The Arctic encompasses the Arctic Ocean and the northernmost parts of Alaska, Canada, Russia and Greenland. As the planet warms, more frequent and intense Arctic rainfall events are expected to encroach farther toward the center of the Arctic Ocean and inland Greenland, creating a ‘new Arctic’.
Tingfeng Dou, lead author and climate scientist at the University of Chinese Academy of Sciences, said, “In the past, rainfall was primarily limited to the edges of the Greenland ice sheet. In the future, this will radically change because rainfall will expand farther into inland locations and be a catalyst for further ablation of the ice sheet.”
The shift to a rainier Arctic is expected to increase permafrost melt, releasing large amounts of greenhouse gases. It is also likely to speed up the loss of sea ice cover, which will likely trigger consequences for Arctic ecology and indigenous peoples, as well as communities around the world. (Antarctica is also predicted to undergo a similar doubling of rain by 2100 under a high-emissions scenario.)

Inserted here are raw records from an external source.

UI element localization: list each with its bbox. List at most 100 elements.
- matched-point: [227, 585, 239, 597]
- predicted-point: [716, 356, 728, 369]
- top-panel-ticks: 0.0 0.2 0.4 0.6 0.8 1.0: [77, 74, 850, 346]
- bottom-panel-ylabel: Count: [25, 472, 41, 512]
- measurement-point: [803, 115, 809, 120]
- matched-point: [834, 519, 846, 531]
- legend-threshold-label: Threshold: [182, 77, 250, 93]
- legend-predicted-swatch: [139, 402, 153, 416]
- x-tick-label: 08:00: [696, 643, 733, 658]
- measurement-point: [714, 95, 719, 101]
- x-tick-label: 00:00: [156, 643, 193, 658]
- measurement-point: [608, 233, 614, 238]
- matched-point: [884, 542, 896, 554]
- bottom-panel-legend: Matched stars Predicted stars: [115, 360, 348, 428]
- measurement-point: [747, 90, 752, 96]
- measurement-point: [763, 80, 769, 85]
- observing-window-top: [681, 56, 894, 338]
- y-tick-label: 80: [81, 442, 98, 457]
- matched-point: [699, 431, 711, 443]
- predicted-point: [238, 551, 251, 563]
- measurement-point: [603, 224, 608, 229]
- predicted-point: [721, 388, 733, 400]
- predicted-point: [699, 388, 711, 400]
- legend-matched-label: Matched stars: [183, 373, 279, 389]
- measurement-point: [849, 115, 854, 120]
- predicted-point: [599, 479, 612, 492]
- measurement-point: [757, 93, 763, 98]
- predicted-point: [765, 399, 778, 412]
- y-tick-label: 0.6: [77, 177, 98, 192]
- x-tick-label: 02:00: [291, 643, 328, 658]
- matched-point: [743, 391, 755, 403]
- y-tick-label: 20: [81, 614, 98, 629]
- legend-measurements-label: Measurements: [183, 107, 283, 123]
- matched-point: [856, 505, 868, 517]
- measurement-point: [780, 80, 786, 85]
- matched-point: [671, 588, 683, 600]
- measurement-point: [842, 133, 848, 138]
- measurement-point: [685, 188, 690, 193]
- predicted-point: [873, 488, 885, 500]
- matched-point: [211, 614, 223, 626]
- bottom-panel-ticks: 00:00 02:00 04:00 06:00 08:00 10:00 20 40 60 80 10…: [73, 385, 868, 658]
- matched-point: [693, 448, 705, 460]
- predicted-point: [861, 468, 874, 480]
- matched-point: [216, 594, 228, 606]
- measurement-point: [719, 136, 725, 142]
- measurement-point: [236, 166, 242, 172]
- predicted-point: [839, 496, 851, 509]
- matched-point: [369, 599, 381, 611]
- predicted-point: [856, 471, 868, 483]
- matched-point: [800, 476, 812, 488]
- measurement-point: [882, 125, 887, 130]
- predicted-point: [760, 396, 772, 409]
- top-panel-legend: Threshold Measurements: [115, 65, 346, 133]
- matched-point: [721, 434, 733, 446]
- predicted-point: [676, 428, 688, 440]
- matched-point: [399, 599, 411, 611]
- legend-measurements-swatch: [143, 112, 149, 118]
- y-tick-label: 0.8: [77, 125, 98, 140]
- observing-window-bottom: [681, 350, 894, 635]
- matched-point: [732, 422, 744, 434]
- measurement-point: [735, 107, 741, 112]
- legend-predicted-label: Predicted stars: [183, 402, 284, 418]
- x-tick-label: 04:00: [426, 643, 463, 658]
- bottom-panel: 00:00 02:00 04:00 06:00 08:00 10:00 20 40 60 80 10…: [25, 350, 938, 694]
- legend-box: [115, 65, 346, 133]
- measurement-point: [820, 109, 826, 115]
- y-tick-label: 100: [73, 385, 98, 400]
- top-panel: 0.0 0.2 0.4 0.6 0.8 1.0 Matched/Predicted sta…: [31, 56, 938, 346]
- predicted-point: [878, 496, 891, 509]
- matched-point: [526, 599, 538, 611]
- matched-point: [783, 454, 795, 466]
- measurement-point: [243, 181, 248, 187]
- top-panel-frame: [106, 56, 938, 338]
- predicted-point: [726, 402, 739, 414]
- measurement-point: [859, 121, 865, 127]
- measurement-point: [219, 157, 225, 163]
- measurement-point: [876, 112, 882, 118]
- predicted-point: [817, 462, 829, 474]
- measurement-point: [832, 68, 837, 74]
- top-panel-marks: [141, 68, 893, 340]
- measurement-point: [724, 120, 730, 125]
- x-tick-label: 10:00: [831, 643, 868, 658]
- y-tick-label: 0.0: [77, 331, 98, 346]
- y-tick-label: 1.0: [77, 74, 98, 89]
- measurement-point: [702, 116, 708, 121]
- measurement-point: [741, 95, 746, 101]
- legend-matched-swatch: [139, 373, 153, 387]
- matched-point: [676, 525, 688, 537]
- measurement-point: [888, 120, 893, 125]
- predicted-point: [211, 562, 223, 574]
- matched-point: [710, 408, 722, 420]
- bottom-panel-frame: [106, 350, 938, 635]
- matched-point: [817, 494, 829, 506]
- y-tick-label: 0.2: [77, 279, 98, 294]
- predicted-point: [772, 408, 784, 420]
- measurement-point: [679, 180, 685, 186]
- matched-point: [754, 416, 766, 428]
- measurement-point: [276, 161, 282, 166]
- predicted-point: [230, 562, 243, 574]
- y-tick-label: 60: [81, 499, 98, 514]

“Even ordinary rainfall can be regarded as an extreme event in polar regions,” Dou said. “The number of reindeer deaths caused by a single rain-on-snow event could range from several hundred to thousands.”
This is because rain-on-snow events, which occur when rain falls onto an existing snowpack and freezes into an ice crust, can trap food sources under an icy layer.
Few studies have examined the frequency and intensity of Arctic rain, so little is known about how those factors will change in the near future. Dou and his co-authors used climate models to detail future changes in rainfall frequency and intensity under a high level of greenhouse gas emissions from 2015 to 2100.
The increasing frequency, intensity and extent of rainfall events are mainly caused by faster local warming rates, which in the Arctic are “two to three times that of the global average”, according to Cunde Xiao, an Earth scientist at Beijing Normal University and co-author of the study. “This is a serious cause for alarm.”
The study also found that the onset of spring rainfall is projected to occur three months, or a season, earlier than today in the Chukchi Sea and the Northern Barents Sea.
“Once the transition from snow to rainfall becomes common, it will have a far-reaching impact on the Arctic ice and snow process and hydrological ecology,” said Xiao. “This will also strongly amplify the warming of the Arctic, making it a major issue worthy of global attention as it can have global consequences.”